Acabou nosso Carnaval (II)
No poema “Quarta-Feira de Cinzas”, o retorno às verdades da fé é apresentado como única forma de sobrevivência ao caos do mundo moderno
PUBLICAÇÃO
quarta-feira, 26 de fevereiro de 2020
No poema “Quarta-Feira de Cinzas”, o retorno às verdades da fé é apresentado como única forma de sobrevivência ao caos do mundo moderno
Homem dotado de uma poderosa imaginação moral, capaz de transformar em poesia de primeira qualidade as grandes inquietações de seu tempo, T. S. Eliot, o autor de “Quarta-Feira de Cinzas”, percebeu que o retorno às verdades da fé seria a única forma de sobreviver à realidade caótica do mundo moderno. Tal como veio a afirmar Eric Voegelin em outro contexto, Eliot, diante da confusão do mundo, opôs uma alma ordenada.
Para escândalo dos comunistas, ateus e desesperados de sua época, T. S. Eliot não apenas aderiu à fé cristã, como também permitiu que um de seus símbolos mais fortes — Maria, a Mãe de Deus — tivesse um espaço privilegiado em sua poesia. Como afirma Russell Kirk, biógrafo de Eliot, “Quarta-Feira de Cinzas” não é um poema dirigido à comunidade, mas à consciência humana. Após falar sobre os ferimentos do corpo e da alma causados pelo pecado — sendo as tentações da carne, do mundo e do demônio simbolizadas como três leopardos brancos —, o narrador do poema se define como um punhado de ossos e alma sobreviventes… e conscientes. E são justamente os ossos que entoam a seguinte oração:
Senhora dos silêncios
Serena e aflita
Lacerada e indivisa
Rosa da memória
(...)
A única Rosa em que
Consiste agora o jardim
Onde todo amor termina
(...)
Fim da infinita
Jornada sem termo
Conclusão de tudo
O que não finda
Fala sem palavra
E palavra sem fala
Louvemos a Mãe
Pelo Jardim
Onde todo amor termina.
Além de transformar em versos algumas passagens da liturgia católica — “Eu não sou digno, mas dizei uma palavra” — e da própria Ave-Maria — “Agora e na hora de nossa morte” —, Eliot utiliza sua genial capacidade de criar símbolos poéticos para criar o que eu chamaria de pequena catedral literária de nosso tempo.
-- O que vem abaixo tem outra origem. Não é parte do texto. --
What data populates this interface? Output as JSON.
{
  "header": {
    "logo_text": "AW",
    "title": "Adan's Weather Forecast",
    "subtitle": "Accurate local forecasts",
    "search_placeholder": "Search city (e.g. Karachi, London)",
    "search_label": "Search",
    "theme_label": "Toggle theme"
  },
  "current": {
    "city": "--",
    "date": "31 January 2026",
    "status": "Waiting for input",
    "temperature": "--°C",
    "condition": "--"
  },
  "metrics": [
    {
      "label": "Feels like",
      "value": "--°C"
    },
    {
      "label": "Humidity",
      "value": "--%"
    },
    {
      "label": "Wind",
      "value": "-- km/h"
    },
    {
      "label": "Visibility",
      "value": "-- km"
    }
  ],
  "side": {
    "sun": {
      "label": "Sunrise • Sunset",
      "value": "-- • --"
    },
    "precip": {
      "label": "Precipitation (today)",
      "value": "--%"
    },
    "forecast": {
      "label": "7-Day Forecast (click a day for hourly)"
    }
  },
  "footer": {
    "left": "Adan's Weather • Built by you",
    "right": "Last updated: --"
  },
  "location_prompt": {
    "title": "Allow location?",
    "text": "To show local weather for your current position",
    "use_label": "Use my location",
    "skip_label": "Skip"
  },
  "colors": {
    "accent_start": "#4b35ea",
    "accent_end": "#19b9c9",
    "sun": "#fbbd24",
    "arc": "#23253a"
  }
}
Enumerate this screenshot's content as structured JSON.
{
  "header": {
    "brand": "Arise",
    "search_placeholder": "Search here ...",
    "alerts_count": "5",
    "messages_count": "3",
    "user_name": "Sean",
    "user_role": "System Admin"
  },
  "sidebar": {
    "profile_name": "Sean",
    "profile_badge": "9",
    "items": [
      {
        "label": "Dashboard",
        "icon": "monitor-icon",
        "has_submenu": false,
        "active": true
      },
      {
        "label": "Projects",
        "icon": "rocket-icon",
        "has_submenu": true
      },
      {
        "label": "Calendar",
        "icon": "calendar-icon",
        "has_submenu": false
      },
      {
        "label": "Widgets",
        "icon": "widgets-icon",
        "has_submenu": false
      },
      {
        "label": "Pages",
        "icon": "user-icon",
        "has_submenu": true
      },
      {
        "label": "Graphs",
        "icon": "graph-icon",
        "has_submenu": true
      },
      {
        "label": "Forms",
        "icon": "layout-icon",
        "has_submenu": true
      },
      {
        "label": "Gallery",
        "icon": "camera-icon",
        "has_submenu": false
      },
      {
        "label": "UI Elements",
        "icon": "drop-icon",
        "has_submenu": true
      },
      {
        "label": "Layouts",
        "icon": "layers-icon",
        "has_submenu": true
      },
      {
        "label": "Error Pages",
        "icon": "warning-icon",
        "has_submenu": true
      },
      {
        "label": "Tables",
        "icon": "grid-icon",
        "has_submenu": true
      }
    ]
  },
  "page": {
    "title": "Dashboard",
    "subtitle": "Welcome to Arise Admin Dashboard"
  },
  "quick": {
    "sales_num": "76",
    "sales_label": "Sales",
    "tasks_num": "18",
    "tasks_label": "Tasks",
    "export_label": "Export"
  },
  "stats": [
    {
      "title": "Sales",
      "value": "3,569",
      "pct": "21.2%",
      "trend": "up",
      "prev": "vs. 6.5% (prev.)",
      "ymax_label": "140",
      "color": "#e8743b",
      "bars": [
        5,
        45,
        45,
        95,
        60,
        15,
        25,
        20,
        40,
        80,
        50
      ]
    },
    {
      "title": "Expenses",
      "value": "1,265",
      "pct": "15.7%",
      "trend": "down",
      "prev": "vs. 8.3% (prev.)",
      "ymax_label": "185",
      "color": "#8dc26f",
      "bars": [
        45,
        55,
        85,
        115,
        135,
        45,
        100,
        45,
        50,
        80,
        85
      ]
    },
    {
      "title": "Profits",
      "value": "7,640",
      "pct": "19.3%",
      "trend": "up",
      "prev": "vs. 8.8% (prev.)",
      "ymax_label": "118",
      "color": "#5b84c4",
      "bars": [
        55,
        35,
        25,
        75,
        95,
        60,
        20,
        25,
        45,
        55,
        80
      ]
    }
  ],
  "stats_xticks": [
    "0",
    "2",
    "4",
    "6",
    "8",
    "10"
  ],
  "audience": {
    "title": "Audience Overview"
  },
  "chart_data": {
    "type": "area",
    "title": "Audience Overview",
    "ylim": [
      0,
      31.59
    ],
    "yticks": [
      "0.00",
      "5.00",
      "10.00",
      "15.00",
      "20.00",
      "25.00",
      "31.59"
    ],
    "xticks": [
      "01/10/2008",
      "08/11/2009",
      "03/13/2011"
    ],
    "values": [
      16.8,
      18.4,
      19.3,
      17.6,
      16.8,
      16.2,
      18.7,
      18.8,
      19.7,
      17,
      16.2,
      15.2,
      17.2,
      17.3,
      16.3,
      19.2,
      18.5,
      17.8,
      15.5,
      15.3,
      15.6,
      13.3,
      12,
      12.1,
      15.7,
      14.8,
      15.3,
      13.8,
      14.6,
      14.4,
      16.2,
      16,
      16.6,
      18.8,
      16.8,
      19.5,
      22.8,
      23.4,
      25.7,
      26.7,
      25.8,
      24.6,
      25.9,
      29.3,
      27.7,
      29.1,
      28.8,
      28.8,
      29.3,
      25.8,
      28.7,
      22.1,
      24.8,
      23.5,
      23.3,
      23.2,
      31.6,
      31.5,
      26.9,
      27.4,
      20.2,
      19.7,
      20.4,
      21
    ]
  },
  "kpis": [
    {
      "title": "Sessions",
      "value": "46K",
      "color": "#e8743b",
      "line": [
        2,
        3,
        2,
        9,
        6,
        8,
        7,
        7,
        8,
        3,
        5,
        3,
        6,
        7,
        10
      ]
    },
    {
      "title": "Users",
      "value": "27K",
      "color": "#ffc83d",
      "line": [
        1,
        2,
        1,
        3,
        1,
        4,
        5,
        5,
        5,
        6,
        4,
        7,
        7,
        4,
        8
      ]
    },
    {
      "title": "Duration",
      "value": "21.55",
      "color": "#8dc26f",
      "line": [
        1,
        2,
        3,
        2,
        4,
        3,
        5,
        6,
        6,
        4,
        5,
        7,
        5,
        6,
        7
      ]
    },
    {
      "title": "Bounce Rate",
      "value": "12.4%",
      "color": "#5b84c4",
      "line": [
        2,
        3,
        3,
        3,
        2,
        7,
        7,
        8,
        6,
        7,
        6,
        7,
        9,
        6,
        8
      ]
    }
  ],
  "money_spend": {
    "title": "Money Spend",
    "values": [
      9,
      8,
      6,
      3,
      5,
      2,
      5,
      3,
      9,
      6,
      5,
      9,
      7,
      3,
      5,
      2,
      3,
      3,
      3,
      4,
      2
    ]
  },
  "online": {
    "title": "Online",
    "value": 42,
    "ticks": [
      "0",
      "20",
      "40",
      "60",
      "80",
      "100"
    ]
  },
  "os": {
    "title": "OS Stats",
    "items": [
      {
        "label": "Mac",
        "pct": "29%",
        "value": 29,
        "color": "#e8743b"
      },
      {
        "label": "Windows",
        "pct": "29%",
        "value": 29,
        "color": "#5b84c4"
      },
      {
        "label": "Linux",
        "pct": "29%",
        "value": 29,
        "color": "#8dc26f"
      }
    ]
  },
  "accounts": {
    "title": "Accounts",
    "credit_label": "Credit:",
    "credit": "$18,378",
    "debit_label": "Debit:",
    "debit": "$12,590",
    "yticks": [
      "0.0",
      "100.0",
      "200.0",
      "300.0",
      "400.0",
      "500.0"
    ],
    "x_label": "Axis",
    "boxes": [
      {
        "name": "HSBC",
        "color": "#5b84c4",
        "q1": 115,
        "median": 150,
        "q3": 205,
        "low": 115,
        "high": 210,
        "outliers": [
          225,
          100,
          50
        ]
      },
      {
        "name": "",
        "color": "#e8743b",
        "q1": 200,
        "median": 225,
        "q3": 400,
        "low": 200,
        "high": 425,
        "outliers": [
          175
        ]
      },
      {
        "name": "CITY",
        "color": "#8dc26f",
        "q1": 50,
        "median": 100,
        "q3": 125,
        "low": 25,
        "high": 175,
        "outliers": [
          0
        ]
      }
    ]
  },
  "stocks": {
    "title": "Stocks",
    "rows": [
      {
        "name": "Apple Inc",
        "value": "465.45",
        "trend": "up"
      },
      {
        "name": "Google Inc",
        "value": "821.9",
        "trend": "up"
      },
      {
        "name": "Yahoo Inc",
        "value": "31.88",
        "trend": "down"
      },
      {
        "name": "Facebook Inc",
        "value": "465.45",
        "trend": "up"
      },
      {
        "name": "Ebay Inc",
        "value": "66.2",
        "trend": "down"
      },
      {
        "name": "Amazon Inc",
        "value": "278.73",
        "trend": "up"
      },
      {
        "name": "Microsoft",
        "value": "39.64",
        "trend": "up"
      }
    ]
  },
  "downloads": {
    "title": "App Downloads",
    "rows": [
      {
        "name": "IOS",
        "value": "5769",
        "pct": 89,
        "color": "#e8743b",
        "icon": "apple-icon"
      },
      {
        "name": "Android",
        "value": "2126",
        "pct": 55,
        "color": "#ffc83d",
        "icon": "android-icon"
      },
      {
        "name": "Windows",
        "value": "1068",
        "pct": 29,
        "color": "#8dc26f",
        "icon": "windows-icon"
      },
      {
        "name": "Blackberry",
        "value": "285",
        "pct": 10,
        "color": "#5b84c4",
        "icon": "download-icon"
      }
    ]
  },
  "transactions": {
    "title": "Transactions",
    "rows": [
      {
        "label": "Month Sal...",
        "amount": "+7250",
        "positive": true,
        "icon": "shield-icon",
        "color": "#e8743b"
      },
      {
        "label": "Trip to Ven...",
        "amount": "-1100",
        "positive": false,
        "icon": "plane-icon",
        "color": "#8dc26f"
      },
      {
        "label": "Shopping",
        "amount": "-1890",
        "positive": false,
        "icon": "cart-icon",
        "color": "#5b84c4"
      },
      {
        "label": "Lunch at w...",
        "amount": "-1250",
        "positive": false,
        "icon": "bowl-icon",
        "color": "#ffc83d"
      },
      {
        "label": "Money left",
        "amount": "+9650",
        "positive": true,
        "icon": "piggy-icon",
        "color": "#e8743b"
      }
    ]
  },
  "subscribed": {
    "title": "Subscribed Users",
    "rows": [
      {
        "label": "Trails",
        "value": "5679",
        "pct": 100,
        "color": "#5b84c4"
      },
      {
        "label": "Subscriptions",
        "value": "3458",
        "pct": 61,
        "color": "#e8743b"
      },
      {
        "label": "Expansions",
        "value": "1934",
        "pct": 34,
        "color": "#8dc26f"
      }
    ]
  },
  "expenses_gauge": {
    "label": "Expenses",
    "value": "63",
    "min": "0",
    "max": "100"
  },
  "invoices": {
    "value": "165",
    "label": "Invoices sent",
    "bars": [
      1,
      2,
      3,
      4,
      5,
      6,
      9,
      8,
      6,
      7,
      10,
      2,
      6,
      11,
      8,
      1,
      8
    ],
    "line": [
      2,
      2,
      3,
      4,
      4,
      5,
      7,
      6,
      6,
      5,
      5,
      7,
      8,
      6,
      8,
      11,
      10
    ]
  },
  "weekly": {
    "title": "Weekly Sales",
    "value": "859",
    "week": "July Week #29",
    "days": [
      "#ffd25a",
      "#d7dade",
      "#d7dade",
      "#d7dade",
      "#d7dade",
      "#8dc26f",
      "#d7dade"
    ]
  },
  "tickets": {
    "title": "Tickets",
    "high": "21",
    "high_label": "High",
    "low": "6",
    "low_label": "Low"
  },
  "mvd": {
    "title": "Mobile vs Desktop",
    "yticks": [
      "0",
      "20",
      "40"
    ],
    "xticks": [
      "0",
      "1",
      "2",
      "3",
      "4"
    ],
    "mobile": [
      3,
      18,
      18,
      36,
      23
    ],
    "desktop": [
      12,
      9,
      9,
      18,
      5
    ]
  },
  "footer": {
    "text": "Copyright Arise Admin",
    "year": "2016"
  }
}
A grande catedral viria depois, com a publicação dos “Quatro Quartetos”, dos quais falaremos em outra oportunidade. Mais uma prova de que a Quarta-Feira de Cinzas, ao contrário do que dizia a canção de Vinicius de Moraes, não é o dia em que tudo acaba. É o dia em que tudo começa.
(Nota: Nas citações do poema, utilizei a tradução de Ivan Junqueira para o português.)